Sgaanisim Xhlaawit (Vetter Peak)
When the Great Flood occurred, Nisga’a saved themselves in rafts and canoes. To prevent being swept away, they tied their vessels to the four highest peaks in Nisga’a territory. These peaks, including Sgaanisim Xhlaawit, are known as the Saviour Mountains.
Wil luu-wanhl hayatskw (Where the Copper Shields Are Painted)
Located in K’alii-Aksim-Lisims (Nass River), hidden from view during spring runoff, these ancient petroglyphs are thought to be reproductions of (copper hayatskw), which represented great wealth and prestige.

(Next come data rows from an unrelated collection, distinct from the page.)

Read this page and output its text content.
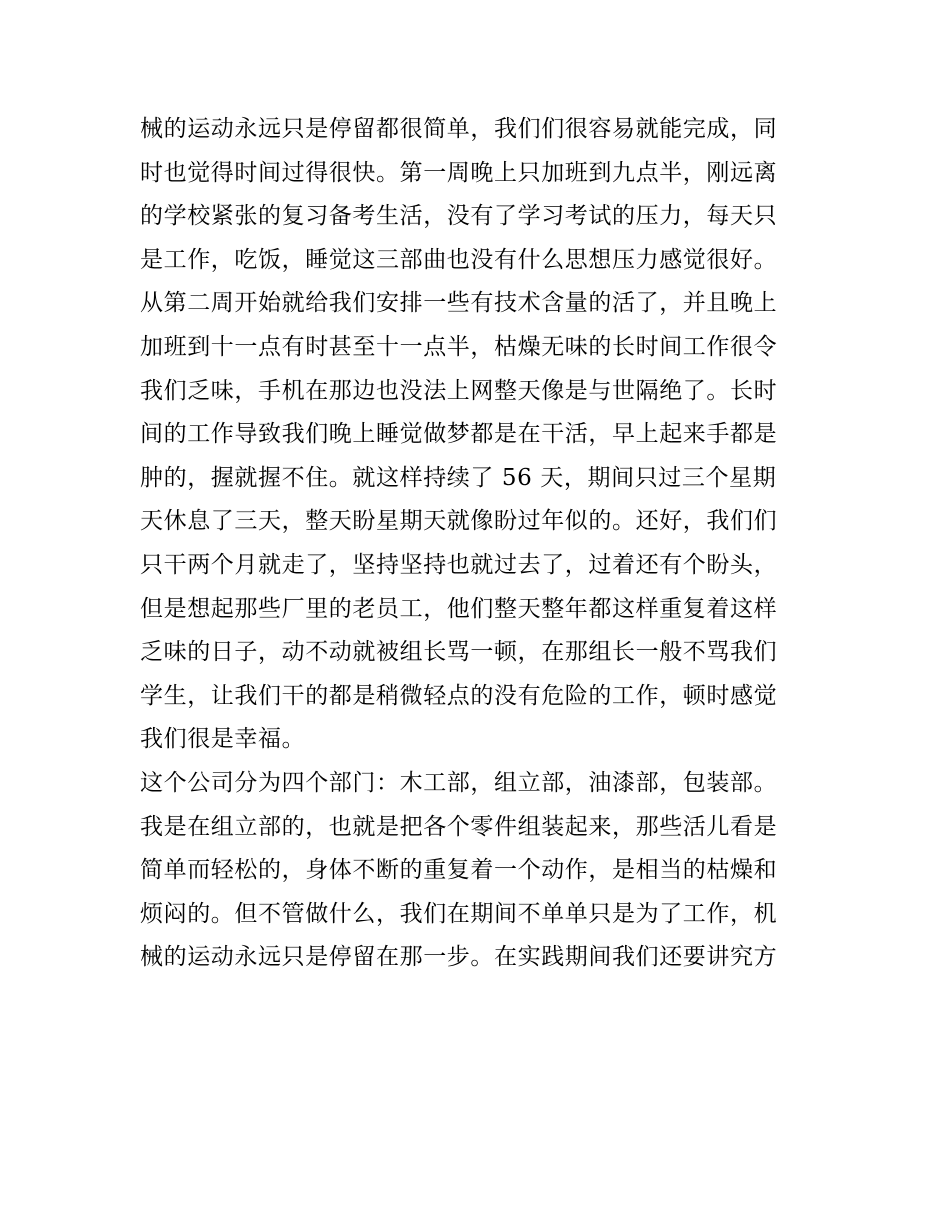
械的运动永远只是停留都很简单，我们们很容易就能完成，同
时也觉得时间过得很快。第一周晚上只加班到九点半，刚远离
的学校紧张的复习备考生活，没有了学习考试的压力，每天只
是工作，吃饭，睡觉这三部曲也没有什么思想压力感觉很好。
从第二周开始就给我们安排一些有技术含量的活了，并且晚上
加班到十一点有时甚至十一点半，枯燥无味的长时间工作很令
我们乏味，手机在那边也没法上网整天像是与世隔绝了。长时
间的工作导致我们晚上睡觉做梦都是在干活，早上起来手都是
肿的，握就握不住。就这样持续了 56 天，期间只过三个星期
天休息了三天，整天盼星期天就像盼过年似的。还好，我们们
只干两个月就走了，坚持坚持也就过去了，过着还有个盼头，
但是想起那些厂里的老员工，他们整天整年都这样重复着这样
乏味的日子，动不动就被组长骂一顿，在那组长一般不骂我们
学生，让我们干的都是稍微轻点的没有危险的工作，顿时感觉
我们很是幸福。
这个公司分为四个部门：木工部，组立部，油漆部，包装部。
我是在组立部的，也就是把各个零件组装起来，那些活儿看是
简单而轻松的，身体不断的重复着一个动作，是相当的枯燥和
烦闷的。但不管做什么，我们在期间不单单只是为了工作，机
械的运动永远只是停留在那一步。在实践期间我们还要讲究方
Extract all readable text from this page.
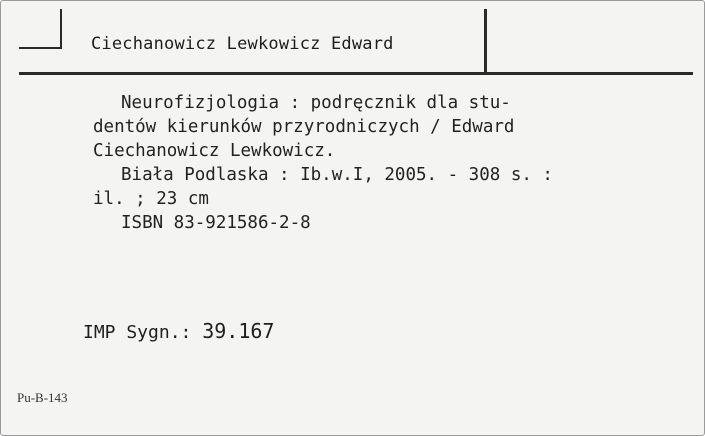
Ciechanowicz Lewkowicz Edward
Neurofizjologia : podręcznik dla stu-
dentów kierunków przyrodniczych / Edward
Ciechanowicz Lewkowicz.
Biała Podlaska : Ib.w.I, 2005. - 308 s. :
il. ; 23 cm
ISBN 83-921586-2-8
IMP Sygn.: 39.167
Pu-B-143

Likenesses of four (copper hayatskw) are visible at Wil luu-wanhl hayatskw.
Wil Ksi-Baxhl Mihl (Volcano)
As the people watched molten lava cover over their villages, Gwaaxts’agat (a powerful supernatural being) suddenly emerged to block the lava’s flow. For days, Gwaaxts’agat blew on the lava with its great nose. Finally, the lava cooled and Gwaaxts’agat retreated into the mountain where it remains to this day.
Sganisim Laxswa (Mt. Hinkley)
Located near the tip of Portland Canal, Sganisim Laxswa is one of four Saviour Mountains where Nisga’a sought refuge during the Great Flood. Some say that it’s still possible to see ropes embedded in the rock of theses peaks where Nisga’a tied their canoes.
Laxmihl (Lava Beds)
Canada’s last volcanic eruption occurred in the Nass Valley approximately 260 years ago. The lava destroyed everything in its path, sparked fires in the surrounding forests, and covered two Nisga’a Villages. More than 2,000 people perished. Today, the vast lava beds still dominate Nisga’a Lands. They serve as a memorial to those who lost their lives and as a reminder of the importance of kwhlixhoosa’anskw (respect)—for both the natural world and the wisdom of the elders.